Four Chicago sisters anchor a sharp, sly family story of feminine guile and guilt.
Newcomer Lombardo brews all seven deadly sins into a fun and brimming tale of an unapologetically bougie couple and their unruly daughters. In the opening scene, Liza Sorenson, daughter No. 3, flirts with a groomsman at her sister’s wedding. “There’s four of you?” he asked. “What’s that like?” Her retort: “It’s a vast hormonal hellscape. A marathon of instability and hair products.” Thus begins a story bristling with a particular kind of female intel. When Wendy, the oldest, sets her sights on a mate, she “made sure she left her mark throughout his house—soy milk in the fridge, box of tampons under the sink, surreptitious spritzes of her Bulgari musk on the sheets.” Turbulent Wendy is the novel’s best character, exuding a delectable bratty-ness. The parents—Marilyn, all pluck and busy optimism, and David, a genial family doctor—strike their offspring as impossibly happy. Lombardo levels this vision by interspersing chapters of the Sorenson parents’ early lean times with chapters about their daughters’ wobbly forays into adulthood.
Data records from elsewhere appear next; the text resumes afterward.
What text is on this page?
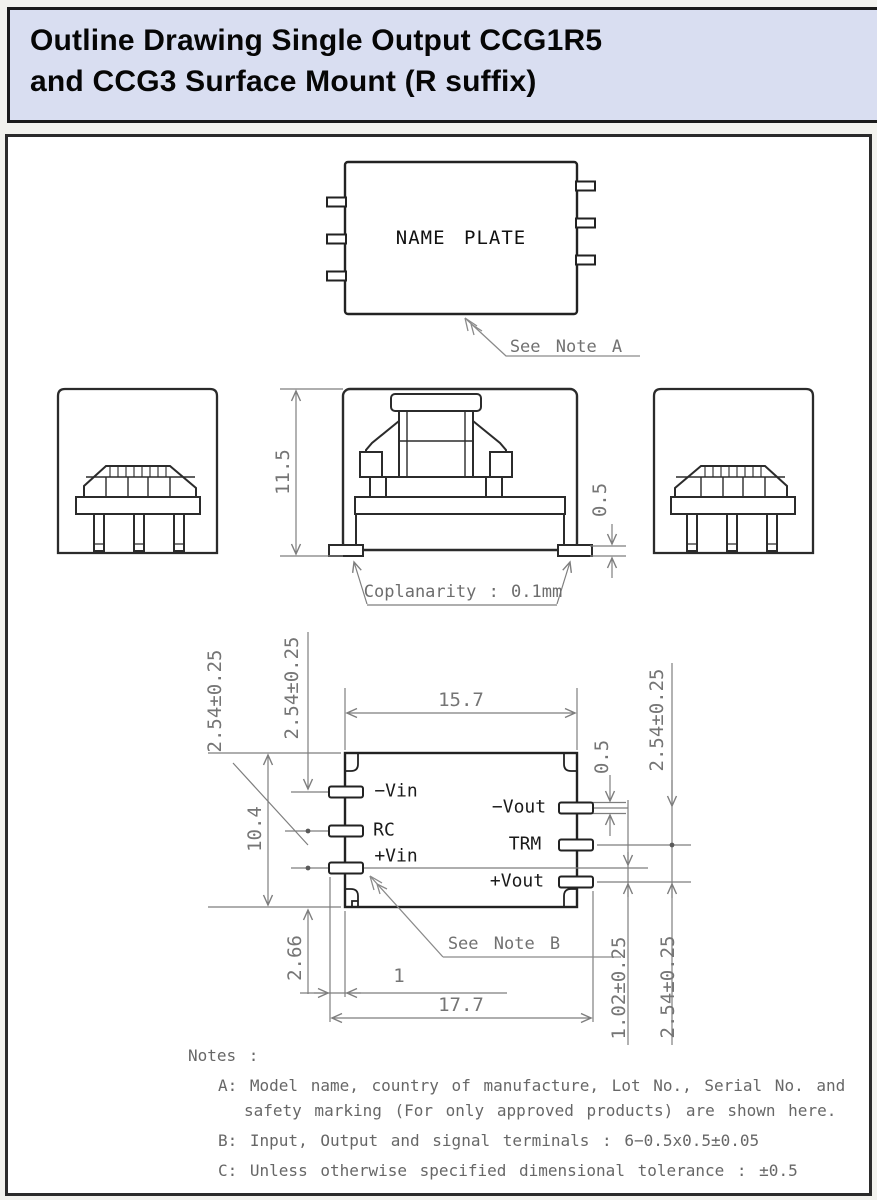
Outline Drawing Single Output CCG1R5
and CCG3 Surface Mount (R suffix)
NAME PLATE
See Note A
11.5
0.5
Coplanarity : 0.1mm
15.7
2.54±0.25	2.54±0.25
10.4
2.66	1
17.7
0.5 2.54±0.25
1.02±0.25 2.54±0.25
−Vin
RC
+Vin
−Vout
TRM
+Vout
See Note B
Notes :
A: Model name, country of manufacture, Lot No., Serial No. and
safety marking (For only approved products) are shown here.
B: Input, Output and signal terminals : 6−0.5x0.5±0.05
C: Unless otherwise specified dimensional tolerance : ±0.5
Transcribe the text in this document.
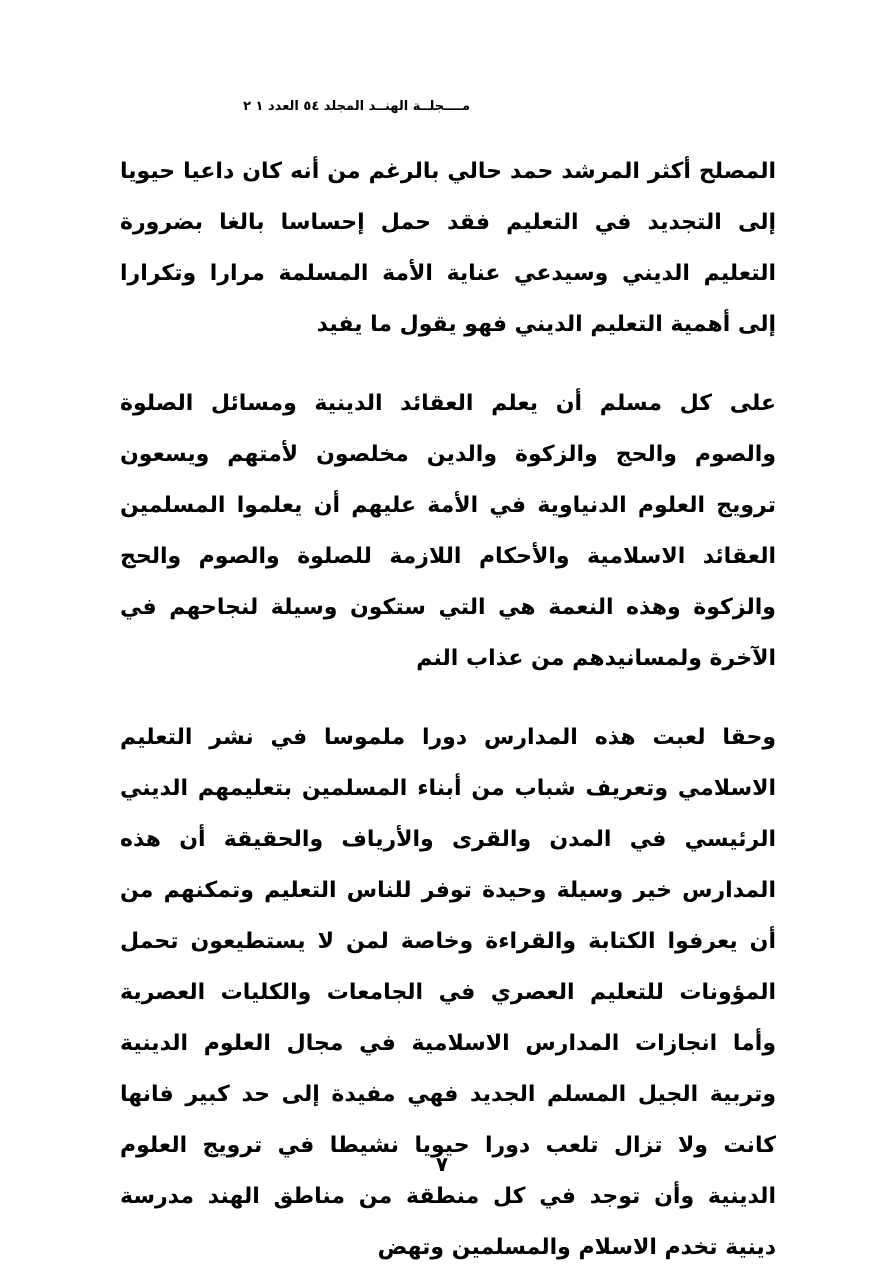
مــــجلــة الهنــد المجلد ٥٤ العدد ١ ٢

المصلح أكثر المرشد حمد حالي بالرغم من أنه كان داعيا حيويا إلى التجديد في التعليم فقد حمل إحساسا بالغا بضرورة التعليم الديني وسيدعي عناية الأمة المسلمة مرارا وتكرارا إلى أهمية التعليم الديني فهو يقول ما يفيد

على كل مسلم أن يعلم العقائد الدينية ومسائل الصلوة والصوم والحج والزكوة والدين مخلصون لأمتهم ويسعون ترويج العلوم الدنياوية في الأمة عليهم أن يعلموا المسلمين العقائد الاسلامية والأحكام اللازمة للصلوة والصوم والحج والزكوة وهذه النعمة هي التي ستكون وسيلة لنجاحهم في الآخرة ولمسانيدهم من عذاب النم

وحقا لعبت هذه المدارس دورا ملموسا في نشر التعليم الاسلامي وتعريف شباب من أبناء المسلمين بتعليمهم الديني الرئيسي في المدن والقرى والأرياف والحقيقة أن هذه المدارس خير وسيلة وحيدة توفر للناس التعليم وتمكنهم من أن يعرفوا الكتابة والقراءة وخاصة لمن لا يستطيعون تحمل المؤونات للتعليم العصري في الجامعات والكليات العصرية وأما انجازات المدارس الاسلامية في مجال العلوم الدينية وتربية الجيل المسلم الجديد فهي مفيدة إلى حد كبير فانها كانت ولا تزال تلعب دورا حيويا نشيطا في ترويج العلوم الدينية وأن توجد في كل منطقة من مناطق الهند مدرسة دينية تخدم الاسلام والمسلمين وتهض

٧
The central story unfurls over a single event-choked year, begun by Wendy, who unlatches a closed adoption and springs on her family the boy her stuffy married sister, Violet, gave away 15 years earlier. (The sisters improbably kept David and Marilyn clueless with a phony study-abroad scheme.) Into this churn, Lombardo adds cancer, infidelity, a heart attack, another unplanned pregnancy, a stillbirth, and an office crush for David. Meanwhile, youngest daughter Grace perpetrates a whopper, and “every day the lie was growing like mold, furring her judgment.” The writing here is silky, if occasionally overwrought. Still, the deft touches—a neighborhood fundraiser for a Little Free Library, a Twilight character as erotic touchstone—delight. The class calibrations are divine even as the utter apolitical whiteness of the Sorenson world becomes hard to fathom.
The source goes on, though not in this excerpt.